Neurons metabolize glucose primarily in the pentose phosphate pathway in order to produce adenosine triphosphate (ATP) to support brain functions, including glutathione regeneration, which protects the neuron from reactive oxygen species (Bélanger et al. 2011), and consequently stands for proper BBB functioning.
Apart from using glucose as the first choice, lactate is also used by the brain as a fuel for neurons [121, 122]. This process occurs in the astrocytes, where the recruitment of energy from their glycogen stores [123] is facilitated by noradrenergic stimulation of the astrocytes’ β-adrenoceptors signaling them to convert glycogen to lactate [124, 125], which is then transported to the neurons [126].
In response to physical exercise, the lactate production by skeletal muscles increases [127, 128], as does the expression of the lactate transporter monocarboxylate transporter 1 at the BBB [129–131]. Lactate produced during exercise is also reported to increase levels of growth factors important to angiogenesis, neurogenesis, calcium signaling, axonal myelination, synaptic plasticity and memory formation [132–134]. Energetic insufficiency in neurons due to inadequate lactate supply is implicated in several neuropathologies, including attention-deficit/hyperactivity disorder [135–137].

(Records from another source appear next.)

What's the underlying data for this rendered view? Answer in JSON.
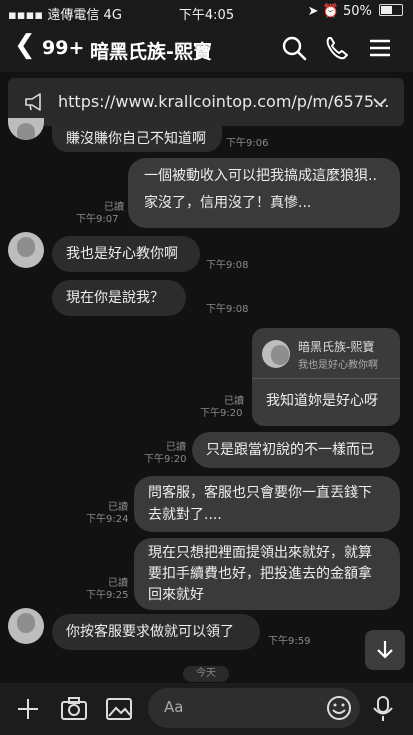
{
  "status": {
    "carrier": "遠傳電信",
    "network": "4G",
    "time": "下午4:05",
    "battery": "50%"
  },
  "header": {
    "unread_count": "99+",
    "title": "暗黑氏族-熙寶"
  },
  "banner": {
    "url": "https://www.krallcointop.com/p/m/6575..."
  },
  "messages": {
    "m1": {
      "text": "賺沒賺你自己不知道啊",
      "time": "下午9:06"
    },
    "m2": {
      "line1": "一個被動收入可以把我搞成這麼狼狽..",
      "line2": "家沒了，信用沒了！真慘...",
      "time": "下午9:07",
      "read": "已讀"
    },
    "m3": {
      "text": "我也是好心教你啊",
      "time": "下午9:08"
    },
    "m4": {
      "text": "現在你是說我？",
      "time": "下午9:08"
    },
    "m5": {
      "quote_name": "暗黑氏族-熙寶",
      "quote_text": "我也是好心教你啊",
      "text": "我知道妳是好心呀",
      "time": "下午9:20",
      "read": "已讀"
    },
    "m6": {
      "text": "只是跟當初說的不一樣而已",
      "time": "下午9:20",
      "read": "已讀"
    },
    "m7": {
      "line1": "問客服，客服也只會要你一直丟錢下",
      "line2": "去就對了....",
      "time": "下午9:24",
      "read": "已讀"
    },
    "m8": {
      "line1": "現在只想把裡面提領出來就好，就算",
      "line2": "要扣手續費也好，把投進去的金額拿",
      "line3": "回來就好",
      "time": "下午9:25",
      "read": "已讀"
    },
    "m9": {
      "text": "你按客服要求做就可以領了",
      "time": "下午9:59"
    }
  },
  "date_chip": "今天",
  "footer": {
    "placeholder": "Aa"
  },
  "icons": [
    "back-icon",
    "search-icon",
    "phone-icon",
    "menu-icon",
    "megaphone-icon",
    "chevron-down-icon",
    "plus-icon",
    "camera-icon",
    "image-icon",
    "emoji-icon",
    "mic-icon",
    "scroll-down-icon"
  ]
}
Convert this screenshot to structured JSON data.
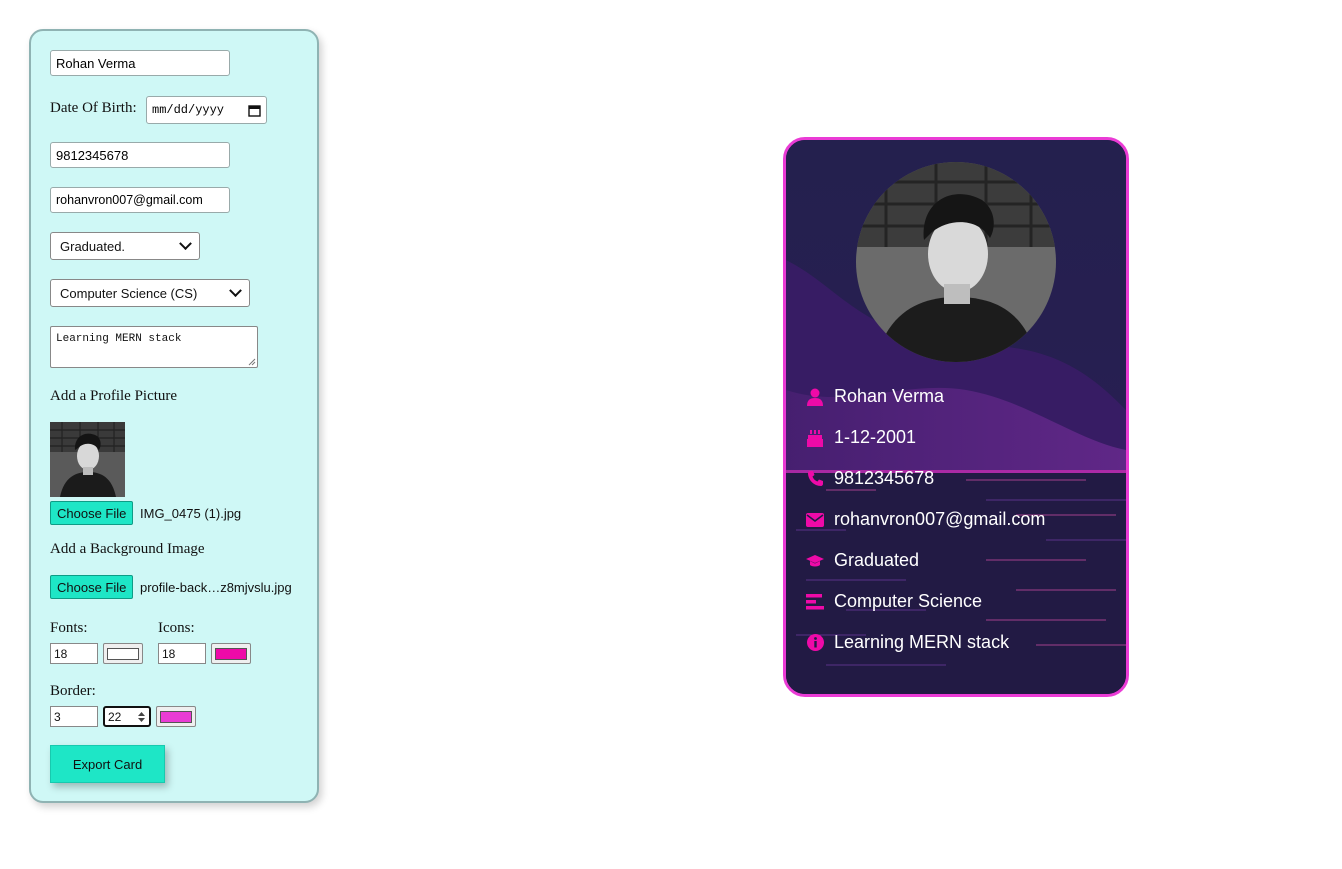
{
  "form": {
    "name_value": "Rohan Verma",
    "dob_label": "Date Of Birth:",
    "dob_placeholder": "mm/dd/yyyy",
    "phone_value": "9812345678",
    "email_value": "rohanvron007@gmail.com",
    "education_selected": "Graduated.",
    "branch_selected": "Computer Science (CS)",
    "bio_value": "Learning MERN stack",
    "profile_picture_label": "Add a Profile Picture",
    "profile_file_button": "Choose File",
    "profile_file_name": "IMG_0475 (1).jpg",
    "background_label": "Add a Background Image",
    "background_file_button": "Choose File",
    "background_file_name": "profile-back…z8mjvslu.jpg",
    "fonts_label": "Fonts:",
    "fonts_size": "18",
    "fonts_color": "#ffffff",
    "icons_label": "Icons:",
    "icons_size": "18",
    "icons_color": "#ee0aa8",
    "border_label": "Border:",
    "border_width": "3",
    "border_radius": "22",
    "border_color": "#ea3bd5",
    "export_button": "Export Card"
  },
  "card": {
    "rows": [
      {
        "icon": "user-icon",
        "value": "Rohan Verma"
      },
      {
        "icon": "birthday-cake-icon",
        "value": "1-12-2001"
      },
      {
        "icon": "phone-icon",
        "value": "9812345678"
      },
      {
        "icon": "envelope-icon",
        "value": "rohanvron007@gmail.com"
      },
      {
        "icon": "graduation-cap-icon",
        "value": "Graduated"
      },
      {
        "icon": "bars-icon",
        "value": "Computer Science"
      },
      {
        "icon": "info-circle-icon",
        "value": "Learning MERN stack"
      }
    ],
    "accent_color": "#ee0aa8"
  }
}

Exercise in multiple sclerosis
MS has recently attracted the interest of numerous researchers [138] regarding the application of physical activity. In MS, there is an extrinsic BBB disruption pattern with the initial injury in the blood vessels, allowing T and B cells to cross the BBB [139] with the exudation of fibrin, which causes an inflammatory reaction leading to demyelination [140], immune cell infiltration and axonal damage. In accordance with a study by Mokhtarzade et al. [141], it has been shown that 8 weeks of exercise training normalises the concentration of particular BBB permeability markers in MS patients, including S100 calcium-binding protein B (S100B). Additionally, according to White et al. [142], exercise is potentially able to counteract the imbalance between the pro-inflammatory Th1 cytokines and the anti-inflammatory cytokines (for example IL-10) by enhancing anti-inflammatory mechanisms in MS patients.
According to Rossi et al. [143], exercise can protect from inflammation-induced neurodegenerative synaptic and dendritic alterations in the experimental autoimmune encephalomyelitis mouse model of MS. In this study, exercise has been shown to increase synaptic density and growth in the hippocampus [143]. In animal model of MS, positive effects of exercise upon cognition are also reported [144, 145]. Moreover, an increase in neurotrophins [145] and brain-derived neurotrophic factor [146] in response to exercise has been found.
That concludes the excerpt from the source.